The Ladon (Ancient Greek and Katharevousa: Λάδων, Ládōn; Demotic Greek: Λάδωνας, Ládōnas) is a river in the Peloponnese peninsula of Greece. It features in Greek mythology. It is a tributary to the river Alfeios, which empties into the Ionian Sea. It is 70 km long.

==Course==
The Ladon rises on the western slope of the Aroania mountain, near the village Kastriá, Kleitoria municipal unit, Achaea. It flows south, receives its left tributary Aroanios, flows along Kleitoria and turns southwest near the Arcadian border. It flows through the artificial Ladon Lake, and turns south again near Dimitra. It flows into the Alfeios 3 km southeast of the village Tripotamia.

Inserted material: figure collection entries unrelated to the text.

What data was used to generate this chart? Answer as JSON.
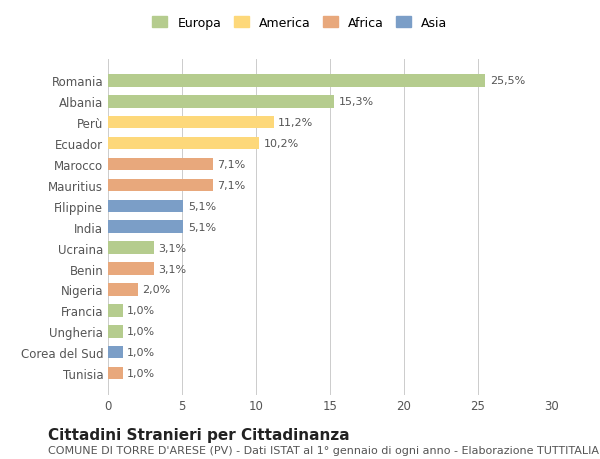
{
  "title": "Cittadini Stranieri per Cittadinanza",
  "subtitle": "COMUNE DI TORRE D'ARESE (PV) - Dati ISTAT al 1° gennaio di ogni anno - Elaborazione TUTTITALIA.IT",
  "categories": [
    "Romania",
    "Albania",
    "Perù",
    "Ecuador",
    "Marocco",
    "Mauritius",
    "Filippine",
    "India",
    "Ucraina",
    "Benin",
    "Nigeria",
    "Francia",
    "Ungheria",
    "Corea del Sud",
    "Tunisia"
  ],
  "values": [
    25.5,
    15.3,
    11.2,
    10.2,
    7.1,
    7.1,
    5.1,
    5.1,
    3.1,
    3.1,
    2.0,
    1.0,
    1.0,
    1.0,
    1.0
  ],
  "labels": [
    "25,5%",
    "15,3%",
    "11,2%",
    "10,2%",
    "7,1%",
    "7,1%",
    "5,1%",
    "5,1%",
    "3,1%",
    "3,1%",
    "2,0%",
    "1,0%",
    "1,0%",
    "1,0%",
    "1,0%"
  ],
  "colors": [
    "#b5cc8e",
    "#b5cc8e",
    "#fdd87a",
    "#fdd87a",
    "#e8a87c",
    "#e8a87c",
    "#7b9ec7",
    "#7b9ec7",
    "#b5cc8e",
    "#e8a87c",
    "#e8a87c",
    "#b5cc8e",
    "#b5cc8e",
    "#7b9ec7",
    "#e8a87c"
  ],
  "legend": [
    {
      "label": "Europa",
      "color": "#b5cc8e"
    },
    {
      "label": "America",
      "color": "#fdd87a"
    },
    {
      "label": "Africa",
      "color": "#e8a87c"
    },
    {
      "label": "Asia",
      "color": "#7b9ec7"
    }
  ],
  "xlim": [
    0,
    30
  ],
  "xticks": [
    0,
    5,
    10,
    15,
    20,
    25,
    30
  ],
  "background_color": "#ffffff",
  "grid_color": "#cccccc",
  "bar_height": 0.6,
  "title_fontsize": 11,
  "subtitle_fontsize": 8,
  "label_fontsize": 8,
  "tick_fontsize": 8.5,
  "legend_fontsize": 9
}
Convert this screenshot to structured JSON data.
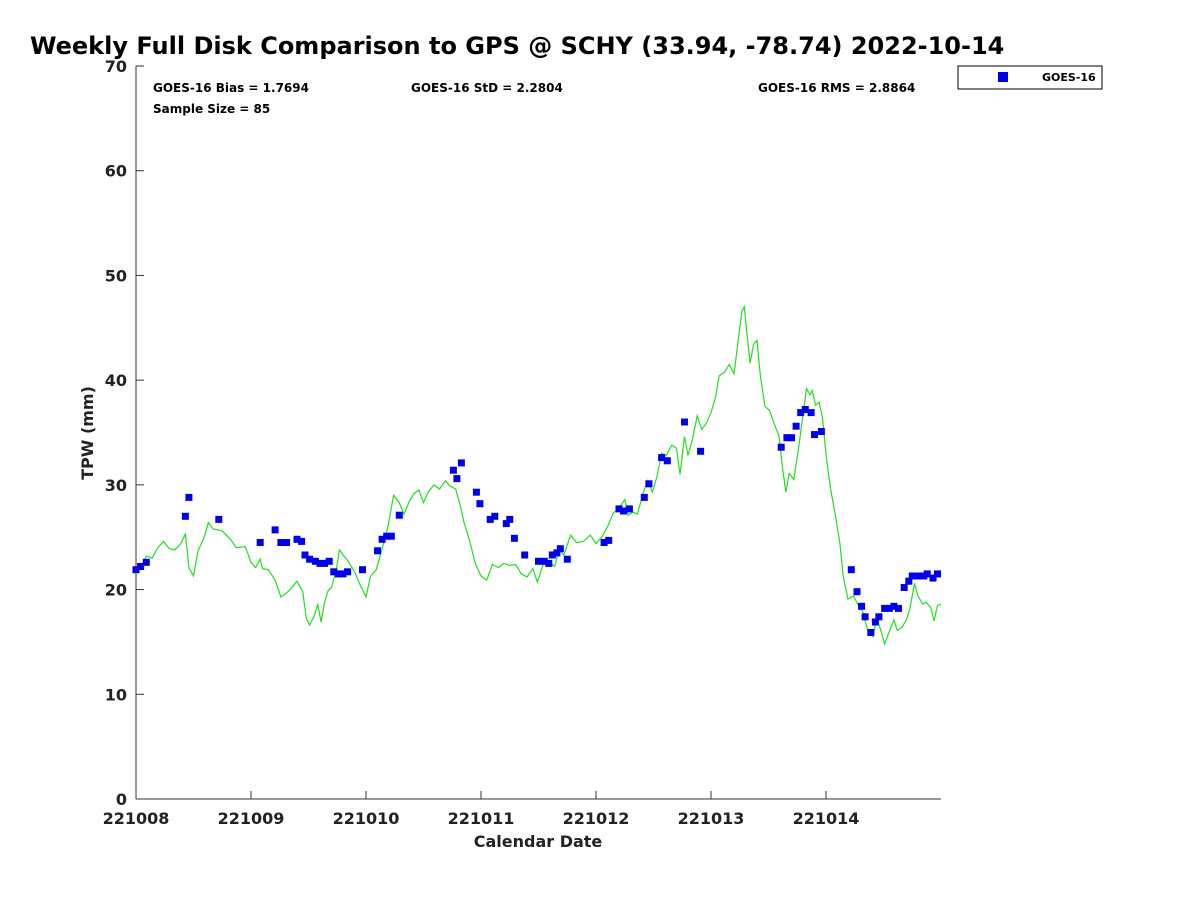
{
  "chart_data": {
    "type": "scatter",
    "title": "Weekly Full Disk Comparison to GPS @ SCHY (33.94, -78.74) 2022-10-14",
    "xlabel": "Calendar Date",
    "ylabel": "TPW (mm)",
    "xlim": [
      0,
      7
    ],
    "ylim": [
      0,
      70
    ],
    "yticks": [
      0,
      10,
      20,
      30,
      40,
      50,
      60,
      70
    ],
    "xticks": [
      {
        "x": 0,
        "label": "221008"
      },
      {
        "x": 1,
        "label": "221009"
      },
      {
        "x": 2,
        "label": "221010"
      },
      {
        "x": 3,
        "label": "221011"
      },
      {
        "x": 4,
        "label": "221012"
      },
      {
        "x": 5,
        "label": "221013"
      },
      {
        "x": 6,
        "label": "221014"
      }
    ],
    "grid": false,
    "legend_position": "top-right",
    "stats": {
      "bias": "GOES-16 Bias = 1.7694",
      "std": "GOES-16 StD = 2.2804",
      "rms": "GOES-16 RMS = 2.8864",
      "sample": "Sample Size = 85"
    },
    "series": [
      {
        "name": "GOES-16",
        "kind": "scatter",
        "color": "#0000ee",
        "points": [
          [
            0.0,
            21.9
          ],
          [
            0.04,
            22.2
          ],
          [
            0.09,
            22.6
          ],
          [
            0.43,
            27.0
          ],
          [
            0.46,
            28.8
          ],
          [
            0.72,
            26.7
          ],
          [
            1.08,
            24.5
          ],
          [
            1.21,
            25.7
          ],
          [
            1.26,
            24.5
          ],
          [
            1.31,
            24.5
          ],
          [
            1.4,
            24.8
          ],
          [
            1.44,
            24.6
          ],
          [
            1.47,
            23.3
          ],
          [
            1.51,
            22.9
          ],
          [
            1.56,
            22.7
          ],
          [
            1.6,
            22.5
          ],
          [
            1.64,
            22.5
          ],
          [
            1.68,
            22.7
          ],
          [
            1.72,
            21.7
          ],
          [
            1.76,
            21.5
          ],
          [
            1.8,
            21.5
          ],
          [
            1.84,
            21.7
          ],
          [
            1.97,
            21.9
          ],
          [
            2.1,
            23.7
          ],
          [
            2.14,
            24.8
          ],
          [
            2.18,
            25.1
          ],
          [
            2.22,
            25.1
          ],
          [
            2.29,
            27.1
          ],
          [
            2.76,
            31.4
          ],
          [
            2.79,
            30.6
          ],
          [
            2.83,
            32.1
          ],
          [
            2.96,
            29.3
          ],
          [
            2.99,
            28.2
          ],
          [
            3.08,
            26.7
          ],
          [
            3.12,
            27.0
          ],
          [
            3.22,
            26.3
          ],
          [
            3.25,
            26.7
          ],
          [
            3.29,
            24.9
          ],
          [
            3.38,
            23.3
          ],
          [
            3.5,
            22.7
          ],
          [
            3.55,
            22.7
          ],
          [
            3.59,
            22.5
          ],
          [
            3.62,
            23.3
          ],
          [
            3.66,
            23.5
          ],
          [
            3.69,
            23.9
          ],
          [
            3.75,
            22.9
          ],
          [
            4.07,
            24.5
          ],
          [
            4.11,
            24.7
          ],
          [
            4.2,
            27.7
          ],
          [
            4.24,
            27.5
          ],
          [
            4.29,
            27.7
          ],
          [
            4.42,
            28.8
          ],
          [
            4.46,
            30.1
          ],
          [
            4.57,
            32.6
          ],
          [
            4.62,
            32.3
          ],
          [
            4.77,
            36.0
          ],
          [
            4.91,
            33.2
          ],
          [
            5.61,
            33.6
          ],
          [
            5.66,
            34.5
          ],
          [
            5.7,
            34.5
          ],
          [
            5.74,
            35.6
          ],
          [
            5.78,
            36.9
          ],
          [
            5.82,
            37.2
          ],
          [
            5.87,
            36.9
          ],
          [
            5.9,
            34.8
          ],
          [
            5.96,
            35.1
          ],
          [
            6.22,
            21.9
          ],
          [
            6.27,
            19.8
          ],
          [
            6.31,
            18.4
          ],
          [
            6.34,
            17.4
          ],
          [
            6.39,
            15.9
          ],
          [
            6.43,
            16.9
          ],
          [
            6.46,
            17.4
          ],
          [
            6.51,
            18.2
          ],
          [
            6.55,
            18.2
          ],
          [
            6.59,
            18.4
          ],
          [
            6.63,
            18.2
          ],
          [
            6.68,
            20.2
          ],
          [
            6.72,
            20.8
          ],
          [
            6.75,
            21.3
          ],
          [
            6.81,
            21.3
          ],
          [
            6.85,
            21.3
          ],
          [
            6.88,
            21.5
          ],
          [
            6.93,
            21.1
          ],
          [
            6.97,
            21.5
          ]
        ]
      },
      {
        "kind": "line",
        "color": "#22dd22",
        "points": [
          [
            0.0,
            21.6
          ],
          [
            0.05,
            22.3
          ],
          [
            0.09,
            23.2
          ],
          [
            0.14,
            23.0
          ],
          [
            0.19,
            24.0
          ],
          [
            0.24,
            24.6
          ],
          [
            0.29,
            23.9
          ],
          [
            0.34,
            23.8
          ],
          [
            0.39,
            24.4
          ],
          [
            0.43,
            25.3
          ],
          [
            0.46,
            22.1
          ],
          [
            0.5,
            21.3
          ],
          [
            0.54,
            23.7
          ],
          [
            0.59,
            24.9
          ],
          [
            0.63,
            26.4
          ],
          [
            0.67,
            25.8
          ],
          [
            0.75,
            25.6
          ],
          [
            0.83,
            24.7
          ],
          [
            0.87,
            24.0
          ],
          [
            0.95,
            24.1
          ],
          [
            1.0,
            22.6
          ],
          [
            1.04,
            22.1
          ],
          [
            1.08,
            22.9
          ],
          [
            1.1,
            22.0
          ],
          [
            1.15,
            21.9
          ],
          [
            1.21,
            20.9
          ],
          [
            1.26,
            19.3
          ],
          [
            1.3,
            19.6
          ],
          [
            1.35,
            20.1
          ],
          [
            1.4,
            20.8
          ],
          [
            1.45,
            19.8
          ],
          [
            1.48,
            17.3
          ],
          [
            1.51,
            16.6
          ],
          [
            1.55,
            17.5
          ],
          [
            1.58,
            18.6
          ],
          [
            1.61,
            16.9
          ],
          [
            1.64,
            18.8
          ],
          [
            1.67,
            19.9
          ],
          [
            1.7,
            20.2
          ],
          [
            1.74,
            21.8
          ],
          [
            1.77,
            23.8
          ],
          [
            1.8,
            23.3
          ],
          [
            1.84,
            22.8
          ],
          [
            1.9,
            21.7
          ],
          [
            1.95,
            20.4
          ],
          [
            2.0,
            19.3
          ],
          [
            2.04,
            21.3
          ],
          [
            2.09,
            21.9
          ],
          [
            2.14,
            23.9
          ],
          [
            2.19,
            26.0
          ],
          [
            2.24,
            29.0
          ],
          [
            2.29,
            28.3
          ],
          [
            2.33,
            27.2
          ],
          [
            2.38,
            28.5
          ],
          [
            2.42,
            29.2
          ],
          [
            2.46,
            29.5
          ],
          [
            2.5,
            28.3
          ],
          [
            2.54,
            29.3
          ],
          [
            2.59,
            30.0
          ],
          [
            2.64,
            29.6
          ],
          [
            2.69,
            30.4
          ],
          [
            2.73,
            29.9
          ],
          [
            2.78,
            29.6
          ],
          [
            2.82,
            28.0
          ],
          [
            2.85,
            26.5
          ],
          [
            2.9,
            24.7
          ],
          [
            2.95,
            22.5
          ],
          [
            3.0,
            21.3
          ],
          [
            3.05,
            20.9
          ],
          [
            3.1,
            22.4
          ],
          [
            3.15,
            22.1
          ],
          [
            3.2,
            22.5
          ],
          [
            3.25,
            22.3
          ],
          [
            3.3,
            22.4
          ],
          [
            3.35,
            21.5
          ],
          [
            3.4,
            21.2
          ],
          [
            3.45,
            22.0
          ],
          [
            3.49,
            20.7
          ],
          [
            3.54,
            22.4
          ],
          [
            3.59,
            22.7
          ],
          [
            3.64,
            22.2
          ],
          [
            3.68,
            23.9
          ],
          [
            3.72,
            23.3
          ],
          [
            3.78,
            25.2
          ],
          [
            3.83,
            24.5
          ],
          [
            3.89,
            24.6
          ],
          [
            3.95,
            25.2
          ],
          [
            4.0,
            24.4
          ],
          [
            4.05,
            25.0
          ],
          [
            4.1,
            26.0
          ],
          [
            4.15,
            27.3
          ],
          [
            4.2,
            27.8
          ],
          [
            4.25,
            28.6
          ],
          [
            4.28,
            27.1
          ],
          [
            4.32,
            27.4
          ],
          [
            4.36,
            27.2
          ],
          [
            4.41,
            29.2
          ],
          [
            4.45,
            30.4
          ],
          [
            4.49,
            29.3
          ],
          [
            4.53,
            30.8
          ],
          [
            4.57,
            33.0
          ],
          [
            4.61,
            32.8
          ],
          [
            4.66,
            33.8
          ],
          [
            4.7,
            33.5
          ],
          [
            4.73,
            31.0
          ],
          [
            4.77,
            34.6
          ],
          [
            4.8,
            32.8
          ],
          [
            4.84,
            34.4
          ],
          [
            4.88,
            36.6
          ],
          [
            4.92,
            35.3
          ],
          [
            4.96,
            35.9
          ],
          [
            5.0,
            36.9
          ],
          [
            5.04,
            38.4
          ],
          [
            5.07,
            40.4
          ],
          [
            5.12,
            40.8
          ],
          [
            5.16,
            41.5
          ],
          [
            5.2,
            40.6
          ],
          [
            5.24,
            44.1
          ],
          [
            5.27,
            46.6
          ],
          [
            5.29,
            47.0
          ],
          [
            5.31,
            44.8
          ],
          [
            5.34,
            41.6
          ],
          [
            5.37,
            43.4
          ],
          [
            5.4,
            43.8
          ],
          [
            5.43,
            40.4
          ],
          [
            5.47,
            37.5
          ],
          [
            5.51,
            37.1
          ],
          [
            5.55,
            35.8
          ],
          [
            5.59,
            34.7
          ],
          [
            5.62,
            31.8
          ],
          [
            5.65,
            29.3
          ],
          [
            5.68,
            31.1
          ],
          [
            5.72,
            30.5
          ],
          [
            5.76,
            33.4
          ],
          [
            5.79,
            35.9
          ],
          [
            5.83,
            39.2
          ],
          [
            5.86,
            38.6
          ],
          [
            5.88,
            39.0
          ],
          [
            5.91,
            37.6
          ],
          [
            5.94,
            37.9
          ],
          [
            5.97,
            36.4
          ],
          [
            6.0,
            32.9
          ],
          [
            6.04,
            29.6
          ],
          [
            6.08,
            27.2
          ],
          [
            6.12,
            24.5
          ],
          [
            6.15,
            21.2
          ],
          [
            6.19,
            19.1
          ],
          [
            6.24,
            19.4
          ],
          [
            6.28,
            18.5
          ],
          [
            6.32,
            17.9
          ],
          [
            6.36,
            16.2
          ],
          [
            6.41,
            15.5
          ],
          [
            6.44,
            17.3
          ],
          [
            6.48,
            16.0
          ],
          [
            6.51,
            14.8
          ],
          [
            6.55,
            16.0
          ],
          [
            6.59,
            17.1
          ],
          [
            6.62,
            16.1
          ],
          [
            6.66,
            16.4
          ],
          [
            6.7,
            17.1
          ],
          [
            6.73,
            18.2
          ],
          [
            6.77,
            20.6
          ],
          [
            6.8,
            19.4
          ],
          [
            6.84,
            18.6
          ],
          [
            6.87,
            18.8
          ],
          [
            6.91,
            18.3
          ],
          [
            6.94,
            17.0
          ],
          [
            6.97,
            18.5
          ],
          [
            7.0,
            18.6
          ]
        ]
      }
    ]
  }
}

It joins the Tragus near Zevgolatio.

==Mythology==

The river was among those mentioned by Hesiod in Theogony; they were "all sons of Oceanus and queenly Tethys" for, according to the image of world hydrography common to the ancients, the fresh water that welled up in springs came from the underworld caverns and pools, and was connected with the salt sea. Rain fertilized crops, but the sense that its runoff filled the rivers did not figure in the Greek mythic picture.

Rivers were personified and credited with wooing nymphs and human maidens and fathering children. By Stymphalis, Ladon became the father of the Arcadian nymph Metope who wed another river god, Asopus. The naiad Daphne, who rejected Apollo’s advances, was the daughter of Ladon and Ge (Earth). The river god’s other progeny were the naiads Telphusa and Syrinx

Rivers have cleansing effects in Greek mythology. When Poseidon assaulted Demeter, she washed away the insult in the waters of the River Ladon. Apparently this was the source of the Arcadian expression that to "giv[e] way to anger is to be furious."